Última atualização em 29 de setembro de 2025 às 18h24.
Fruto da COP28 em Dubai, o Acelerador de Transição Industrial (ITA) nasceu com a missão de impulsionar a descarbonização da indústria e o Brasil foi escolhido para contemplar o primeiro programa com foco em acelerar tecnologias e soluções verdes neste ano em que sedia a grande conferência do clima da ONU.
Com 15 projetos já selecionados no país, sendo 11 públicos e quatro ainda não divulgados, a iniciativa global atua como intermediadora para destravar investimentos que somam mais de US$ 18 bilhões em setores de difícil abatimento de emissões como produtos químicos, aço e alumínio, cimento e aviação.
A parceria com o governo federal foi oficializada em julho de 2024 junto ao Ministério do Desenvolvimento, Indústria, Comércio e Serviços (MDIC).
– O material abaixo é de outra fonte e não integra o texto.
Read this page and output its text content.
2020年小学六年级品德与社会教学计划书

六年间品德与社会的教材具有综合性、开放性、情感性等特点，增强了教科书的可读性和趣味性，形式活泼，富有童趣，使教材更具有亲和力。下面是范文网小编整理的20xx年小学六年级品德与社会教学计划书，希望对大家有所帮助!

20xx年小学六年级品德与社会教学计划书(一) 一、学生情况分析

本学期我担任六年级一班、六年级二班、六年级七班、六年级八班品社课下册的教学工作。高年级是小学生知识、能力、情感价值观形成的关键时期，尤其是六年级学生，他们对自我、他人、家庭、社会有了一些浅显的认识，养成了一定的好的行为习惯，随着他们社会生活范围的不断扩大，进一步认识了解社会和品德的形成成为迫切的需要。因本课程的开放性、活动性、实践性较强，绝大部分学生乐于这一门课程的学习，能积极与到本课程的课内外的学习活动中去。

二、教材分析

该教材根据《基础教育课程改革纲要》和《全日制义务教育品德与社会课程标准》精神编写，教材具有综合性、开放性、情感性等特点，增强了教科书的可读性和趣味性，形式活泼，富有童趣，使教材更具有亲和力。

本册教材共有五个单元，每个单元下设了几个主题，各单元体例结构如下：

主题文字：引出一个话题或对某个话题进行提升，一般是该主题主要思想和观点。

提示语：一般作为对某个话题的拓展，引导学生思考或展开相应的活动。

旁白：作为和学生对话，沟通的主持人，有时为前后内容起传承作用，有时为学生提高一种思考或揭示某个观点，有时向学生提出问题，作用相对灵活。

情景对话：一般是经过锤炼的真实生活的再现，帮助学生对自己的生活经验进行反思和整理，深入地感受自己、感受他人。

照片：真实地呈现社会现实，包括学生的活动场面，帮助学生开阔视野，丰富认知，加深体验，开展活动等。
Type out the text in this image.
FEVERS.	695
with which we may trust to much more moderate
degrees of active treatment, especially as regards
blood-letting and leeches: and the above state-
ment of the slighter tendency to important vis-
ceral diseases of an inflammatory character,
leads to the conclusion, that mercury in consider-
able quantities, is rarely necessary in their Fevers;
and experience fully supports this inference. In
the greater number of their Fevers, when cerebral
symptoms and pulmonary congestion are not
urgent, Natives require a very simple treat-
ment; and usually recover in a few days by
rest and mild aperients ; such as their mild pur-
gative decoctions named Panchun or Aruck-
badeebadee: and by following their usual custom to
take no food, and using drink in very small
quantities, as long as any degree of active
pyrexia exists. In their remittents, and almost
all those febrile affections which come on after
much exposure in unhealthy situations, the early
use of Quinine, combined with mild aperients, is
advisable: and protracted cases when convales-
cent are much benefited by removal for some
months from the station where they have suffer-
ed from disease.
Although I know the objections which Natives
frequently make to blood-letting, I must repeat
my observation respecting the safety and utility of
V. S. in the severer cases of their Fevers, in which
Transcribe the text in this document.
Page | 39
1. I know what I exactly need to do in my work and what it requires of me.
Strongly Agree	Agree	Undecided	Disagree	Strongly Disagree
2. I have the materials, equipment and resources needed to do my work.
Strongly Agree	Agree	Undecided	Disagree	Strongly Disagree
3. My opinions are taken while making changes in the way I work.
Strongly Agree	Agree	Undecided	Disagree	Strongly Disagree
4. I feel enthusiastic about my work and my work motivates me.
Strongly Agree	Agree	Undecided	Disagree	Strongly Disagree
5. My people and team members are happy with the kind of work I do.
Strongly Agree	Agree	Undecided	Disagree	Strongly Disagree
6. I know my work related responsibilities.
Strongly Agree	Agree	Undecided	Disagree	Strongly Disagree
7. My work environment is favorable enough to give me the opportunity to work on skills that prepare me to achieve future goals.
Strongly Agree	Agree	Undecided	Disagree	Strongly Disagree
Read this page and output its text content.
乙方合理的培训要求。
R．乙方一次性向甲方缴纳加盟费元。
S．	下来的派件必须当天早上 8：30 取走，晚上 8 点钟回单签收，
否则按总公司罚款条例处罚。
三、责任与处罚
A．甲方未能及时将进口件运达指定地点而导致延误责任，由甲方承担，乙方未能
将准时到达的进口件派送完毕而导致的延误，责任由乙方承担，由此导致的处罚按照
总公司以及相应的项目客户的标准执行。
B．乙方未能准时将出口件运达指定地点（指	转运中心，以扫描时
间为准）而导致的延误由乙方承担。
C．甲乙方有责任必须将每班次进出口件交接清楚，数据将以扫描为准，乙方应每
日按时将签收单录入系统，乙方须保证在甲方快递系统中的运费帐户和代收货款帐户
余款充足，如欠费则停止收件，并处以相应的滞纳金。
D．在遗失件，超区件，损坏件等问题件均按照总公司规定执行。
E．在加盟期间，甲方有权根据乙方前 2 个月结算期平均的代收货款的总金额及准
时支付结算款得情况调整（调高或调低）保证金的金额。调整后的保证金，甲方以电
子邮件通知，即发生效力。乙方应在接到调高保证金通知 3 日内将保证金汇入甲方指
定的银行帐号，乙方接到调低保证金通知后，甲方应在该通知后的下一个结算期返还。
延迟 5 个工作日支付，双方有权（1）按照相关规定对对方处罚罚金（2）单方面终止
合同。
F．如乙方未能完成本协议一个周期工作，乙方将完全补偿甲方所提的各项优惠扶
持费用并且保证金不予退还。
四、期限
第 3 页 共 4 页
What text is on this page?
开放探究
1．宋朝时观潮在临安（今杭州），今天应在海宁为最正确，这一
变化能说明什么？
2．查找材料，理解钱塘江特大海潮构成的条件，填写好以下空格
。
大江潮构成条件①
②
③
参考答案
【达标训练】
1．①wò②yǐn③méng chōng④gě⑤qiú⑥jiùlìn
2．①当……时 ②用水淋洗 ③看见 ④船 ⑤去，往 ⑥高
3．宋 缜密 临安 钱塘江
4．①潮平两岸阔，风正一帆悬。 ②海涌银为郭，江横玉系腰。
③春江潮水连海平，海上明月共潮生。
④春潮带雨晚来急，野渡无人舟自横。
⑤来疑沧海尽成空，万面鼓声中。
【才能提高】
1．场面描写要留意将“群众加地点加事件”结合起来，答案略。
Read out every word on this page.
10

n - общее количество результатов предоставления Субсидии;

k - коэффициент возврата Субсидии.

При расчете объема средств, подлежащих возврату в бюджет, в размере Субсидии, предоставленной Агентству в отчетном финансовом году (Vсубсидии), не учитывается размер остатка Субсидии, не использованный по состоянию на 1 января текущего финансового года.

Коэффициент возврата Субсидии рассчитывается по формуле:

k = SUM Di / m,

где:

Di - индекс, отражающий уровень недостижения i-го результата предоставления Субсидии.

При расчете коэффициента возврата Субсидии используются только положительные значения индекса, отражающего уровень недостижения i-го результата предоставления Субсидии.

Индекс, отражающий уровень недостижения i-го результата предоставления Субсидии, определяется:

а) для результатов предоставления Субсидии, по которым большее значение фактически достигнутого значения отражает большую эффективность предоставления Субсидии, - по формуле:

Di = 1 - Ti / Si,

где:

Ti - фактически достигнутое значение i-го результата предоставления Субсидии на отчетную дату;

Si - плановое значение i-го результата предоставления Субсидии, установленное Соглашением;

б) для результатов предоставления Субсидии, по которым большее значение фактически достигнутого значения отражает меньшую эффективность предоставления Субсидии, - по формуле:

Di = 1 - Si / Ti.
Rodrigo Rollemberg, Secretário de Economia Verde do ministério, destacou a sinergia das iniciativas com a "ambição e progresso da neoindustrialização verde em curso".
"O país tem condições econômicas fundamentais para ser líder em muitos desses setores do ponto de vista sustentável", destacou em entrevista à EXAME, Marc Moutinho, o português que lidera o programa do ITA no Brasil desde 2023.
Entre os diferenciais estão a matriz elétrica majoritariamente renovável, abundância de recursos naturais e potencial para bioeconomia.
"É possível falar de algumas soluções a nível internacional, mas no final do dia, para criar as condições para viabilizar estes projetos, é preciso pensar em adaptar ao contexto e especificidades de cada país", destacou Marc, ao explicar a filosofia que guiou a criação do programa brasileiro e o motivo para ter se mudado para São Paulo nos últimos meses visando se aproximar da realidade local.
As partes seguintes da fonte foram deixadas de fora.